Kinder, Jugend und Senioren

  • Für Jugendliche sollten nachhaltige Angebote wie z.B. Tag der Jugend, Kindernachmittag, Jugenddisco, Kino, Jugend- oder Internetcafé, Kletterhalle-/park etc. angeboten werden. Hier muss versucht werden, Jugendliche durch diese Angebote mehr an ihre Heimat zu binden. Natürlich ist auch die Jugendarbeit in unseren Vereinen nach wie vor sehr wichtig.
  • Der demografische Wandel macht auch vor Biedenkopf nicht halt. Aufgrund des steigenden Altersdurchschnittes muss die Stadt mit Maßnahmen auf die Alters- und Pflegestruktur einwirken, wobei andere Kommunen schon bewiesen haben, dass dies gelingt. Öffentliche Einrichtungen und Plätze müssen konsequent barrierefrei gestaltet werden. Hilfsangebote müssen seitens der Stadt angeregt und unterstützt werden. Das sogenannte Quartierskonzept muss endlich Aufgabe der verantwortlichen Politiker in dieser Stadt werden. Das Thema Senioren sollte mehr Gehör finden.
  • Dem von oben diktierten Abbau der medizinischen Versorgung muss mit allen Mittel Einhalt geboten werden. Freiwerdende Arztpraxen müssen in Biedenkopf gehalten werden, notfalls mit finanzieller Unterstützung, wie kürzlich bereits im Stadtteil Wallau geschehen.
  • Für Spaziergänger, insbesondere ältere Mitmenschen, ist es dringend notwendig, dass die Brücke am Promenadenweg barrierefrei erneuert wird.
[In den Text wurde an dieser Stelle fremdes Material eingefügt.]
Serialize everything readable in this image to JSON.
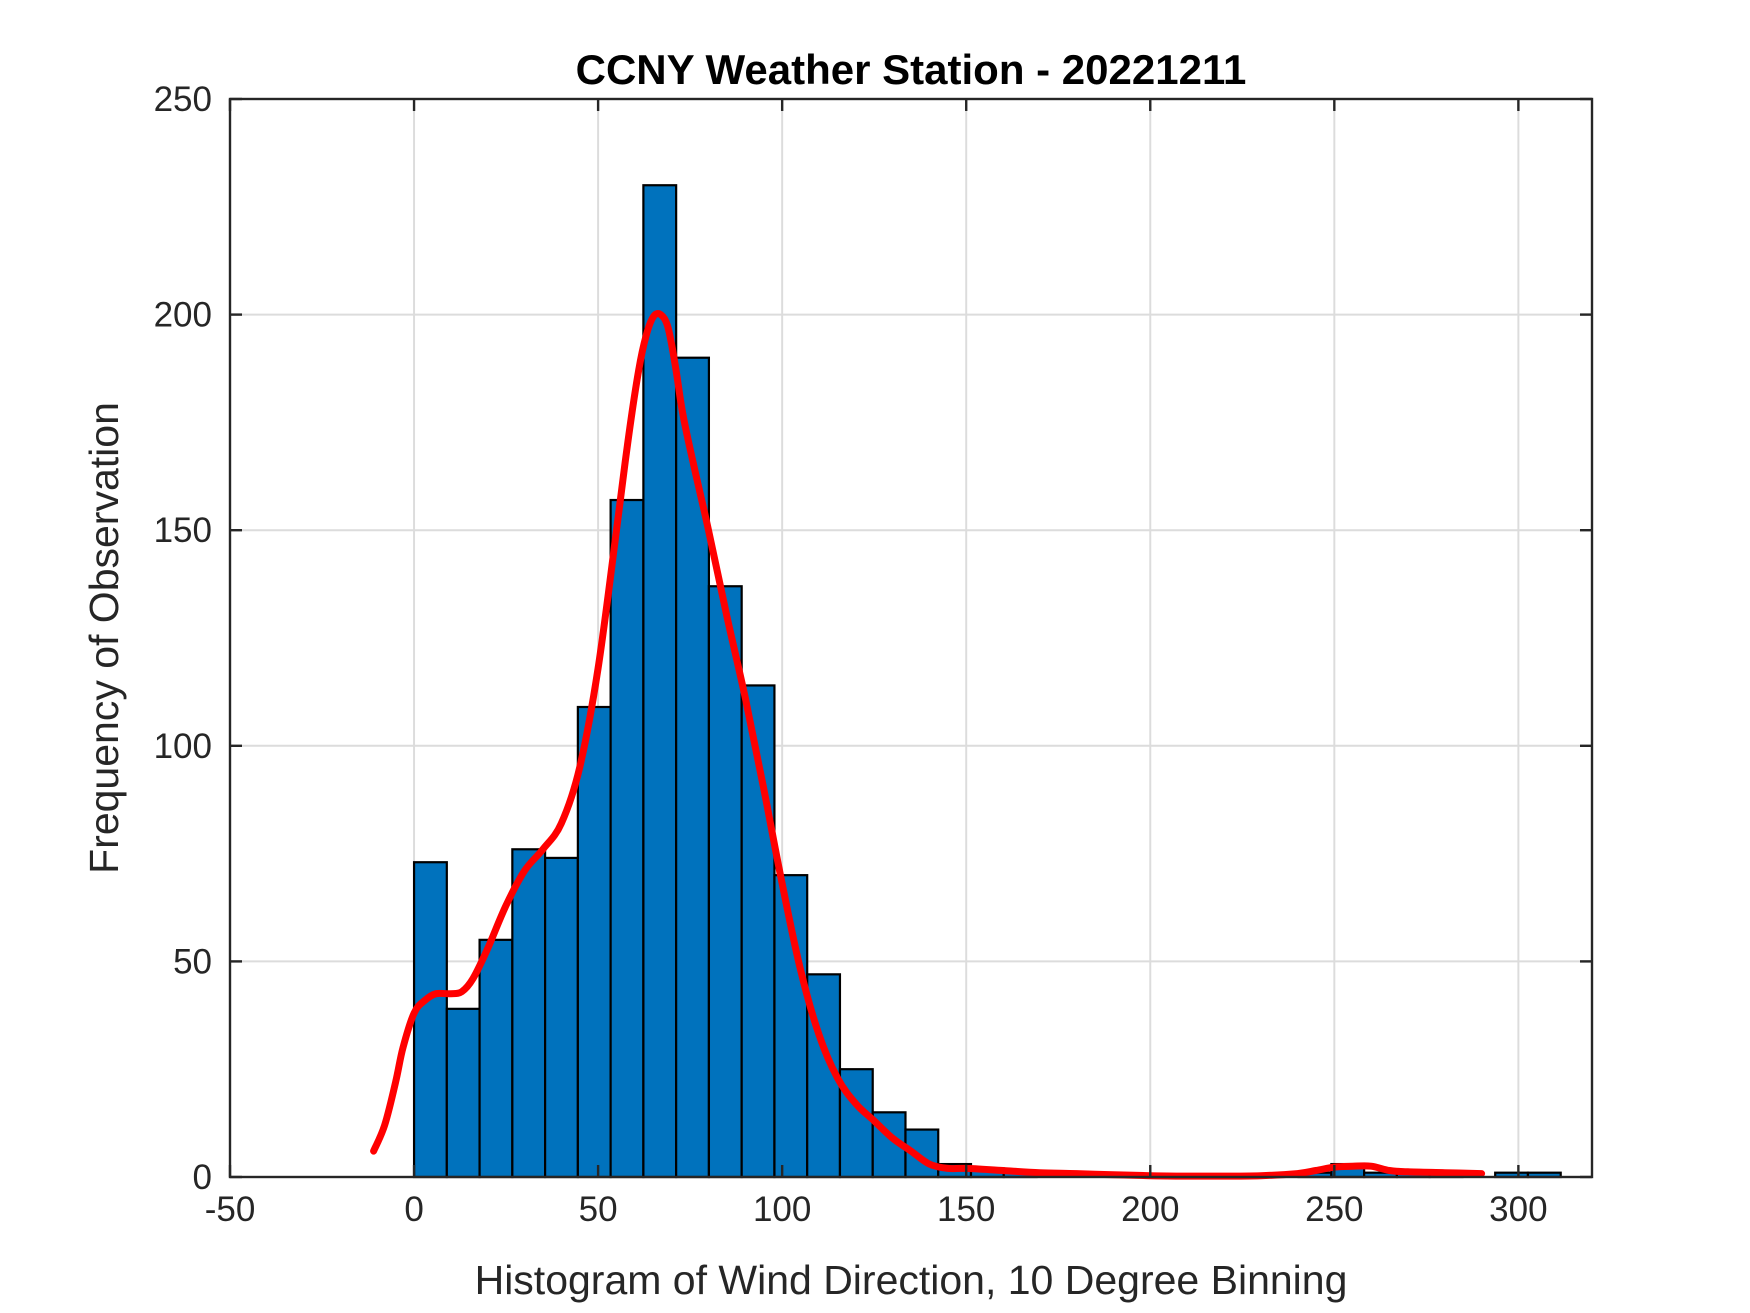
{
  "chart_data": {
    "type": "bar",
    "title": "CCNY Weather Station - 20221211",
    "xlabel": "Histogram of Wind Direction, 10 Degree Binning",
    "ylabel": "Frequency of Observation",
    "xlim": [
      -50,
      320
    ],
    "ylim": [
      0,
      250
    ],
    "xticks": [
      -50,
      0,
      50,
      100,
      150,
      200,
      250,
      300
    ],
    "yticks": [
      0,
      50,
      100,
      150,
      200,
      250
    ],
    "grid": true,
    "colors": {
      "bar_fill": "#0072BD",
      "bar_edge": "#000000",
      "fit_line": "#ff0000",
      "grid": "#dcdcdc"
    },
    "bin_width": 8.9,
    "bins": [
      {
        "start": 0.0,
        "value": 73
      },
      {
        "start": 8.9,
        "value": 39
      },
      {
        "start": 17.8,
        "value": 55
      },
      {
        "start": 26.7,
        "value": 76
      },
      {
        "start": 35.6,
        "value": 74
      },
      {
        "start": 44.5,
        "value": 109
      },
      {
        "start": 53.4,
        "value": 157
      },
      {
        "start": 62.3,
        "value": 230
      },
      {
        "start": 71.2,
        "value": 190
      },
      {
        "start": 80.1,
        "value": 137
      },
      {
        "start": 89.0,
        "value": 114
      },
      {
        "start": 97.9,
        "value": 70
      },
      {
        "start": 106.8,
        "value": 47
      },
      {
        "start": 115.7,
        "value": 25
      },
      {
        "start": 124.6,
        "value": 15
      },
      {
        "start": 133.5,
        "value": 11
      },
      {
        "start": 142.4,
        "value": 3
      },
      {
        "start": 151.3,
        "value": 2
      },
      {
        "start": 160.2,
        "value": 1
      },
      {
        "start": 169.1,
        "value": 0
      },
      {
        "start": 178.0,
        "value": 0
      },
      {
        "start": 186.9,
        "value": 0
      },
      {
        "start": 195.8,
        "value": 0
      },
      {
        "start": 204.7,
        "value": 0
      },
      {
        "start": 213.6,
        "value": 0
      },
      {
        "start": 222.5,
        "value": 0
      },
      {
        "start": 231.4,
        "value": 0
      },
      {
        "start": 240.3,
        "value": 1
      },
      {
        "start": 249.2,
        "value": 3
      },
      {
        "start": 258.1,
        "value": 1
      },
      {
        "start": 267.0,
        "value": 1
      },
      {
        "start": 275.9,
        "value": 1
      },
      {
        "start": 284.8,
        "value": 0
      },
      {
        "start": 293.7,
        "value": 1
      },
      {
        "start": 302.6,
        "value": 1
      }
    ],
    "fit_curve": {
      "name": "density fit",
      "x": [
        -11,
        -8,
        -5,
        -3,
        0,
        3,
        6,
        10,
        13,
        16,
        20,
        25,
        30,
        35,
        40,
        45,
        50,
        55,
        58,
        61,
        63,
        65,
        67,
        69,
        71,
        73,
        76,
        80,
        85,
        90,
        95,
        100,
        105,
        110,
        115,
        120,
        125,
        130,
        135,
        140,
        145,
        150,
        160,
        170,
        180,
        190,
        200,
        210,
        220,
        230,
        240,
        245,
        250,
        255,
        260,
        265,
        270,
        280,
        290
      ],
      "y": [
        6,
        12,
        22,
        30,
        38,
        41,
        42.5,
        42.5,
        43,
        46,
        53,
        63,
        71,
        76,
        82,
        95,
        118,
        150,
        170,
        187,
        195,
        199.5,
        200,
        197,
        188,
        177,
        165,
        150,
        130,
        111,
        90,
        68,
        48,
        33,
        23,
        17,
        13,
        9,
        6,
        3,
        2,
        2,
        1.5,
        1,
        0.8,
        0.5,
        0.3,
        0.2,
        0.2,
        0.3,
        0.8,
        1.5,
        2.3,
        2.5,
        2.5,
        1.5,
        1.2,
        1,
        0.8
      ]
    }
  }
}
Auch der Verbindungsweg zwischen dem Mühlweg und den Einkaufszentren, ist in einem sehr schlechten Zustand. Er müsste dringend instandgesetzt werden, da Bewohner der Altenwohnheime und der angrenzenden Straßen diesen Weg sehr oft nutzen, um ihre täglichen Einkäufe zu erledigen.
  • Auch sollte der Marktplatz barrierefrei werden, so dass man ihn auch mit Rollstühlen unproblematisch befahren kann.

 Das gleiche gilt natürlich auch für unsere Stadtteile mit ihren Eigenheiten und örtlichen Gegebenheiten. Auch dort ist dringend Handlungsbedarf geboten.